Liman's kinetic direction takes on the pacing of Ronna's panic, and the script is peppered with dry wit, including a stoned guy's imagined psychic conversation with a cat, subtitled for the audience to read along.

This first act does not end well for Ronna and, despite Liman's energetic efforts and a thumping soundtrack (he captures raves here the way he captured swing clubs in his last film), for a while the picture feels flat -- in part because it's hard to get behind Ronna, who kind of gets what she deserves.

But then the story rewinds to its opening scene and follows Simon to Las Vegas with a car full of cronies and "Go" starts to pick up the pace, becoming something of a perilous caper comedy.

Simon gets wildly drunk, loses his money, steals a Ferrari, beds a pair of bridesmaids from a wedding in his hotel, shoots a strip joint bouncer and adrenalines his way through a giddy high-speed chase -- during which he's in his element, he claims, because he learned to drive watching cheesy American cop shows.

After Simon's episode, Liman takes us back to the beginning one more time to learn the fate of the two TV actors, who, it turns out, were working for the cops in order to get drug charges against them dropped. When Ronna ruins the bust by flushing her product and taking off, Wolf and Mohr nervously accept a pointed invitation to dinner from one of the detectives, and find themselves subjected to a strange and suggestive sales pitch for Amway products. Once they extact themselves from that situation, they wind up at the rave from the first act, confonting a mutual lover and becoming embroiled in Ronna's unpleasant fate.
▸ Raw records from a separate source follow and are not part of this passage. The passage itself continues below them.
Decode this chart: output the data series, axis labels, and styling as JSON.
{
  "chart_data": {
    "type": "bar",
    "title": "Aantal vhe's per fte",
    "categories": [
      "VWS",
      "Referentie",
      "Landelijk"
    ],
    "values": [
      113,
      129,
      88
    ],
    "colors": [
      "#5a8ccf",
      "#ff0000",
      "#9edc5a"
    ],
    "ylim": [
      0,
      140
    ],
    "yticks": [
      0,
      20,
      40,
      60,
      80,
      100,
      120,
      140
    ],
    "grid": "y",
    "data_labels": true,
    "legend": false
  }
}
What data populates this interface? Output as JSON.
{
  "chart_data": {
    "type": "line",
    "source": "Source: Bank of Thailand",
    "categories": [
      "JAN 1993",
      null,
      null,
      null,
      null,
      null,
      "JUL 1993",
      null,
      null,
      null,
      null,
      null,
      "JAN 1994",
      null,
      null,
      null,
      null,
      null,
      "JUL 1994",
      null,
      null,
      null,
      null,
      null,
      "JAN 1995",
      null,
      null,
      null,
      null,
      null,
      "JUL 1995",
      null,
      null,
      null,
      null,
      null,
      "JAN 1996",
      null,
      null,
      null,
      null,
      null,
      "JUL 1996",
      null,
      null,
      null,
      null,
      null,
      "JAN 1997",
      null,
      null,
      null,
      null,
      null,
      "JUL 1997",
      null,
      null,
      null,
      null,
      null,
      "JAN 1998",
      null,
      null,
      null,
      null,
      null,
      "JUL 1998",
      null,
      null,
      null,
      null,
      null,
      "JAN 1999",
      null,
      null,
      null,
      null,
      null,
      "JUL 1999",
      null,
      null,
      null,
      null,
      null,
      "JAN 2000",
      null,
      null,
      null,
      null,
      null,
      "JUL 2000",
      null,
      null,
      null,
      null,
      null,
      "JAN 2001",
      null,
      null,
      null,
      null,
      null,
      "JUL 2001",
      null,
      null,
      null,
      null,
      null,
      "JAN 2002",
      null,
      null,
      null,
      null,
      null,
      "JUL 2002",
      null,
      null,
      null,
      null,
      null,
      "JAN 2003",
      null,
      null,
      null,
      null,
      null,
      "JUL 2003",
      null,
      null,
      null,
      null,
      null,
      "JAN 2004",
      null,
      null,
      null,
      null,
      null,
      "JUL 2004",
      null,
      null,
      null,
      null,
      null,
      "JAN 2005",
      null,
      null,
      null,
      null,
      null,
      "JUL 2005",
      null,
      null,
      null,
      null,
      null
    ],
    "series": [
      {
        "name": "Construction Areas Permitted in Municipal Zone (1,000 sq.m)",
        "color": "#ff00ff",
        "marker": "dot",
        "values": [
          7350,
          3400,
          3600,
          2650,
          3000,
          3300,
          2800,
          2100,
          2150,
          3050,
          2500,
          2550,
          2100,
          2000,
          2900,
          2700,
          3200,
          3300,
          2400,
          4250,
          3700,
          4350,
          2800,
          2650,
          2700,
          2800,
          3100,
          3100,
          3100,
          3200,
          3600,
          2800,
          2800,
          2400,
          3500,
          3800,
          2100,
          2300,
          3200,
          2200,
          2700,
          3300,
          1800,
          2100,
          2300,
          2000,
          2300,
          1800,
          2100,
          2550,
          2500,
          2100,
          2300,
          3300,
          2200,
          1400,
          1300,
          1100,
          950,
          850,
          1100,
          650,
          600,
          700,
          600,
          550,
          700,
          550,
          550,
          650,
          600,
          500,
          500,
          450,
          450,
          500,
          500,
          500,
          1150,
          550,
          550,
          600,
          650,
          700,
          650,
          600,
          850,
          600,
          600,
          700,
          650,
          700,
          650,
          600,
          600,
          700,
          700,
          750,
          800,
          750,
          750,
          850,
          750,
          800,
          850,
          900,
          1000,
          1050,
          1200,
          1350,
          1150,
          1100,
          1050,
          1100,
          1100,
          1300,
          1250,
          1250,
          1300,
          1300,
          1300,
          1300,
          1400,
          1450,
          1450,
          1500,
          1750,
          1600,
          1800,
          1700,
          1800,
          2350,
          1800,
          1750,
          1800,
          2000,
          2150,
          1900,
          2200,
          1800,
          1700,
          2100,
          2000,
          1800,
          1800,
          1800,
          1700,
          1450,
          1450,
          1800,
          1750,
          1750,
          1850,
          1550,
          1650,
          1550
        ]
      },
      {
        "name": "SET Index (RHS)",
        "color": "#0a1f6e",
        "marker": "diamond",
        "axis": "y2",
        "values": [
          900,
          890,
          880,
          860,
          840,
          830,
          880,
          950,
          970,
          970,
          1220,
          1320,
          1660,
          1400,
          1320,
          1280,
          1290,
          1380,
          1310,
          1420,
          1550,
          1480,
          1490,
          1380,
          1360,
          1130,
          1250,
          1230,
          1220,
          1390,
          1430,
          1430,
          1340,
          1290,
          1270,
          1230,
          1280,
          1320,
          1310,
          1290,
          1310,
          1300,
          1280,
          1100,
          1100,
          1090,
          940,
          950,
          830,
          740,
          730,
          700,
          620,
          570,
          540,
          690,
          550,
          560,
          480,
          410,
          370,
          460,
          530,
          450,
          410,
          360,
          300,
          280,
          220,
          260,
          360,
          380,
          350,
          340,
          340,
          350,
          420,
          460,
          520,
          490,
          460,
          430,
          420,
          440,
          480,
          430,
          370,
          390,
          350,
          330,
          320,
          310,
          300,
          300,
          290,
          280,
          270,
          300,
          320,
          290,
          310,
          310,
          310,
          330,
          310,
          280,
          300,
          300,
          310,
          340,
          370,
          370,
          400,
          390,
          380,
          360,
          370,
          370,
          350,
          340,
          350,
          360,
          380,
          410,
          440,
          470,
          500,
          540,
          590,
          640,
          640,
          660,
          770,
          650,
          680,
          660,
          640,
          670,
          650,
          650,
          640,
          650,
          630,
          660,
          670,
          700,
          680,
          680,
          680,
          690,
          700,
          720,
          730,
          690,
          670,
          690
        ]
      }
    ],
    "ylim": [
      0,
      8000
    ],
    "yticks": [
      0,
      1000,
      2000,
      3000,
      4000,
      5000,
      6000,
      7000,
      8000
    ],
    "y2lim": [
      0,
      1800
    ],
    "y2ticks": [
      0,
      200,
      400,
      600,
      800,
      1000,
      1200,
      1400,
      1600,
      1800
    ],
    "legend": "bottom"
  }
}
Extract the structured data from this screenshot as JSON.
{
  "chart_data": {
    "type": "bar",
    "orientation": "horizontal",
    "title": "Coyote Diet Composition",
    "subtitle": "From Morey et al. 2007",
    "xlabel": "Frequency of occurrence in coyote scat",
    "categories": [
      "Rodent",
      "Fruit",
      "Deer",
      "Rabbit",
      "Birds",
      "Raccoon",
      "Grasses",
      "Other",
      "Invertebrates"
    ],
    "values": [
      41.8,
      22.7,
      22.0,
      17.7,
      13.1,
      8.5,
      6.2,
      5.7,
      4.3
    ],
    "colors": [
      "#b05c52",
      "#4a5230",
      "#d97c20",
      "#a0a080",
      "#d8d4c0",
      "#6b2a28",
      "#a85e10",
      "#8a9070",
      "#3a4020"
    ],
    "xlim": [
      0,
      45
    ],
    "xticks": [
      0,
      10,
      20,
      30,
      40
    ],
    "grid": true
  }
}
By this time "Go" as definitely found its stride, and it just keeps getting more droll the stranger the circumstances become.

Liman's snappy, Tarantino-esque storytelling style isn't overly original (Tarantino himself aped it from other directors), but he has a symbiotic feel for John August's script and seems to have a gift for wrapping everyday characters in dangerous but silly circumstances.

Unlike many post-"Pulp Fiction" crime-action grit-coms, the characters here are as interesting here as the situations, and that's what makes the difference.

Although I had little sympathy for her character, Sarah Polley -- who was so devastatingly effective as a teenager crippled in a bus crash in "The Sweet Hereafter" -- gives a trenchant performance that exuded acerbic, youthful malcontention. Cutie pie Katie Holmes is perfectly cast as a sheltered fellow shop clerk who comes under Polley's bad influence. Jay Mohr and Scott Wolf play their second-tier TV stars as likable rubes, adding a subtle layer of endearing dorky-ness to their characters. But Desmond Askew take home first prize as the hyperactive boob and dilettante dealer whose inability to play it cool gets him and all his friends in serious trouble in Vegas.

"Go" is by no means the instant classic "Swingers" became, but it's an enjoyable effort, and I'm happy to predict that Doug Liman is no directorial flash in the pan.